Амаранта приподнялась на локтях, извлекла из ящика прикроватной тумбы сильное снотворное и приняла, запивая вином, сразу несколько таблеток.
5
Тело художницы обнаружили после обеда, когда горничная обратилась к администратору по поводу странной тишины в номере и невозможности попасть туда с целью уборки. Амаранта прежде всегда держалась приветливо с персоналом гостиницы и, когда требовалось, отворяла им дверь.
Войдя толпою, товарищи погибшей принялись смотреть на тело, причитать, высказывать предположения; все были заняты случившейся здесь смертью человека, кроме Рудольфа Дордена, первым делом обратившего внимание на полотно, накрытое белой тканью.
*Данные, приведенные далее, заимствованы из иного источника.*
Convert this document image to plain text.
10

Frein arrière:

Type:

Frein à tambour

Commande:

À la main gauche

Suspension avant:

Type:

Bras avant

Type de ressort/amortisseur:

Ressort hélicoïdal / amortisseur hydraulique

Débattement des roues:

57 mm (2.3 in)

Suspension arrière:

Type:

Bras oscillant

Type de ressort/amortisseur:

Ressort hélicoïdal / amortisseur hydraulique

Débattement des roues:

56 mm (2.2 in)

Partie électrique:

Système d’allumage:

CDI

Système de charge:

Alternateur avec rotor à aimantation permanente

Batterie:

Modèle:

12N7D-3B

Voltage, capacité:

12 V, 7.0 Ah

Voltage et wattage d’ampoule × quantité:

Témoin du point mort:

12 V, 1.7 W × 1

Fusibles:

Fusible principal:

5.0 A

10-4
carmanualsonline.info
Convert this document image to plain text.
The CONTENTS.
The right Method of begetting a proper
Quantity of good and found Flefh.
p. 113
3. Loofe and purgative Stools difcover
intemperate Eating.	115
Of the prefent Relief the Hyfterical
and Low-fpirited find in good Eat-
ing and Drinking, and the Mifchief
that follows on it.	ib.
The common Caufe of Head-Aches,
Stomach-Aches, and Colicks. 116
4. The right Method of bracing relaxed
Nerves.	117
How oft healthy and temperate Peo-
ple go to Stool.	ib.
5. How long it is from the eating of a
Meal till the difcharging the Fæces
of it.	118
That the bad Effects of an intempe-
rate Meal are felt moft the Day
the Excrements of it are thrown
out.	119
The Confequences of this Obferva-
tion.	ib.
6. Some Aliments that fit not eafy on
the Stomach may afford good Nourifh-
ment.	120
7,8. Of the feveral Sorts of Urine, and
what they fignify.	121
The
Живой знойный свет дня полно и сильно освещал комнату. Лежащая на кровати женщина, над которой склонились гости и служащие отеля, казалось, просто спала.
Дорден подошёл ближе и бесцеремонно сдернул покров с мольберта… Его лицо обдало воздухом, свежий запах мастерской стал отчётливее… Дорден застыл, сжимая в руке белую ткань, другим концом свободно упавшую на пол.
Картина, нежно поблескивающая недавно высохшей краской была вершиной всего, что успел он за свою отнюдь не маленькую жизнь многотрудно передумать и трепетно перечувствовать об искусстве. Испытывая смесь уничтожающей зависти и восхищения, он стоял перед полотном как только ступивший на тропу живописи ученик перед творением великого мастера.
Рудольф Дорден в этот момент перестал существовать как авторитет сам для себя. Он был уничтожен, убит своим же кинжалом, эросом, возведенным кистью Амаранты в такой высочайший ангельский ранг, к какому прежде ни разу не возносилась его близорукая мысль. Вожделение, не посмевшее выразиться ни в чём, кроме цвета, плавного перетекания нежнейших неземных оттенков, яростно билось в картине, точно чудовищно сильная птица в силке.
Тело мальчика на переднем плане как будто светилось; сноп брызг волны, ударившей в камень, пена, мягкие облака – все это тонкое зыбкое обрамление, сияющее чуть более тускло, было нимбом, отблеском пленительной юной наготы, изучающей тихий чистый свет…
– Боже праведный, – прошептал Рудольф, оторопело отступая на шаг назад, будто сияние картины опалило его лицо.
– Она не завершена, – сказал кто-то у него за спиной. Выставлять её в таком виде нельзя…
– Что вы будете делать?
– Я завершу её, – сказал Дорден.
– И подпишите своим именем?
– Вероятно… Эта картина достойна большего, чем грязная история, известная этому курорту… Ибо картина – великая.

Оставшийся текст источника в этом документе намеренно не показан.